How hard would it be to build a version of Hermes that could be useful at an
early stage of limited scope and complexity, but become more powerful over
time? I can see a variety of projects here and there that implement aspects
of it. OMEKA does something like it, but it is not text centric. To repeat a
point made above, several TEI projects implement important functionalities,
but do not seem to have been built with the idea of reusable tool kits.

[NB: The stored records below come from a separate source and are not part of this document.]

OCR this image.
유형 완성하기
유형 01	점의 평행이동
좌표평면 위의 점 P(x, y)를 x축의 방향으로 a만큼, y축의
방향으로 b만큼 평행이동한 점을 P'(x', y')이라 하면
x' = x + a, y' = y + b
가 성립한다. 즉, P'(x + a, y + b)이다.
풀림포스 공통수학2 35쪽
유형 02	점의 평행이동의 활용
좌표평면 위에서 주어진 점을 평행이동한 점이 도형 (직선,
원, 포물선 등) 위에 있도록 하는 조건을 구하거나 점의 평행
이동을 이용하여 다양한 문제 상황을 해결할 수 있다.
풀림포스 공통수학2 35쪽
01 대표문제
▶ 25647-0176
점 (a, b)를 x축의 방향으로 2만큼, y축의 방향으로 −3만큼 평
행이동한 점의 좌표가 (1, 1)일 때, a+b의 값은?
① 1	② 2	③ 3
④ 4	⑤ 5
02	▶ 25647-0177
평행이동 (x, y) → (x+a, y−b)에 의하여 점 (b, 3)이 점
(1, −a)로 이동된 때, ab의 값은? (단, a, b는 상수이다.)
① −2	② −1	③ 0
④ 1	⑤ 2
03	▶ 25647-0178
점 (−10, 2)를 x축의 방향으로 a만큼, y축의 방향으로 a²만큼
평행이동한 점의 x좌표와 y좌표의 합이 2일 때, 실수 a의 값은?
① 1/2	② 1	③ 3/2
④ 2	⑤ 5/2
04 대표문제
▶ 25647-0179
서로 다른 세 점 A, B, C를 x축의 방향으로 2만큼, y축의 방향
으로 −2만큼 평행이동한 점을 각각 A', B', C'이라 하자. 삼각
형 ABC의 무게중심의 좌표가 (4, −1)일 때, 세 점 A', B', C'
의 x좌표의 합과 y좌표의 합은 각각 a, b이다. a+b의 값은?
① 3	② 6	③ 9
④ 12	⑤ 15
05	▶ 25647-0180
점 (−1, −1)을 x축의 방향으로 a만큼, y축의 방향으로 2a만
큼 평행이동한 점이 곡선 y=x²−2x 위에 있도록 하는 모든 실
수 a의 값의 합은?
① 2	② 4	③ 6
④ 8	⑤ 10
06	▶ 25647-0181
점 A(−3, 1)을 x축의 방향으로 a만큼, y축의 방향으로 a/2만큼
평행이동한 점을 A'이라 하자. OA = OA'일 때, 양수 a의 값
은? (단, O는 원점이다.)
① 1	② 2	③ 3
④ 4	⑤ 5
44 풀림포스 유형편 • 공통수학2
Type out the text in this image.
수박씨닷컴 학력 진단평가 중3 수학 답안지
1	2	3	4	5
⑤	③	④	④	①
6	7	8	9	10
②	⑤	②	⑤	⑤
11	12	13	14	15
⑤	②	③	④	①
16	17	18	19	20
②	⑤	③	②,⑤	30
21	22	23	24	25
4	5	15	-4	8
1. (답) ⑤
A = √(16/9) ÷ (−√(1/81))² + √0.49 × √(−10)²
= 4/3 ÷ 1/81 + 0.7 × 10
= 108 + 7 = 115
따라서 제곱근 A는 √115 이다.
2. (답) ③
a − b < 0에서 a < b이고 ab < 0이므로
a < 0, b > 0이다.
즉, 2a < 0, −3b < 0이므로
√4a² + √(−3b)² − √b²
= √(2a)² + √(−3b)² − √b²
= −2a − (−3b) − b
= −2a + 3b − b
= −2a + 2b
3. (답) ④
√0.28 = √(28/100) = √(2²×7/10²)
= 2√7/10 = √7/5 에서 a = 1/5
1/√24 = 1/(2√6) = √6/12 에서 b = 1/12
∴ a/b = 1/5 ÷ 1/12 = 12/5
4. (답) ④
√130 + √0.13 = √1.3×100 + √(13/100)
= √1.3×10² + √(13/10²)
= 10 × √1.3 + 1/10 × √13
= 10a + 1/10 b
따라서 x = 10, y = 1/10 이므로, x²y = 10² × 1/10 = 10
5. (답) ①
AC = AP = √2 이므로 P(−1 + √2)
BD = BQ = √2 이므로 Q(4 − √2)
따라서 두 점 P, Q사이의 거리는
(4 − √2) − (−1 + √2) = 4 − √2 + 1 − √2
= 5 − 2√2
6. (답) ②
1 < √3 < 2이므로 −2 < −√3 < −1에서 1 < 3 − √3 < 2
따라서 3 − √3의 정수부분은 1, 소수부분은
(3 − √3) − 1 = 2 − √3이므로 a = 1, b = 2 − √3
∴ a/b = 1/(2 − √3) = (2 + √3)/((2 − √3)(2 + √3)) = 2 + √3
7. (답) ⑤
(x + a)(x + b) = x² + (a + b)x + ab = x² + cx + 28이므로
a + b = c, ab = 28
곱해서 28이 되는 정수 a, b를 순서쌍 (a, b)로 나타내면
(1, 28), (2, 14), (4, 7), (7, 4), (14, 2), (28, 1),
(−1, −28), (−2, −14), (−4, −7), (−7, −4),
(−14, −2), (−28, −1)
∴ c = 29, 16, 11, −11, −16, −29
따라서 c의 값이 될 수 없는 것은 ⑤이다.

Is it a realistic project to share expertise and experience in a common
project that might attract external grant funding? To be specific, members
of the current Council in New Zealand, Nebraska, Vancouver Island, and
London, to mention only a few, have done superb individual projects that
leverage XML database technology in one way or another, using the eXist
database. Can we or should we take a leaf from the Lexus project at the
Nijmegen Max Planck Institute for Psycholinguistics, which happens to use
basex, a recent eXist competitor from the University of Konstanz? Here is a
statement of their ambition:
> Lexicography in general is a domain where uniformity and interoperability have
> never been the operative words: depending on the purpose and tools used
> different formats, structures and terminologies are being adopted, which makes
> cross lexica search, merging, linking and comparison an extremely difficult
> task. LEXUS is also an attempt at putting an end to this problem. Being based
> on the Lexical Markup Framework (LMF), an abstract model for the creation of
> customized lexicons defined following the recommendations of the ISO/TC 37/SC
> 4 group on the standardization of linguistic terminology, LEXUS allows on the
> one hand to create purpose-specific and tailor-made lexica, and on at same
> time assures their comparability and interoperability with other resources.
This is a very hard problem to solve in Linguistics, and it may be even
harder to solve in the humanities where quot homines tot sententiae is not a
complaint but a celebration. But I'm inclined to think that we would be
better of if we took some steps towards solving or at least managing it.
And while encoding is clearly the primary objective of the TEI, sometimes
the pursuit of a primary objective is best advanced by removing secondary
obstacles. I think that the perceived lack of tools, templates, and
well-documented examples is a significant obstacle to the use of TEI texts
in a wide variety of projects, and that there would be considerable payoff
in focusing for a little while on how to move TEI encoded data into
appropriate Web frameworks, how to mix and match them with other data types,
and how to build the analysis tools and routines that can take full
advantage of the query potential of TEI-encoded data.
I would be delighted to learn that I am quite wrong on all this and that the
appropriate tools and templates are not only fully understood but are also
widely used in many scholarly or pedagogical projects and at different
levels of scope and complexity. But if there is some truth to my arguments,
can or should we do something about it?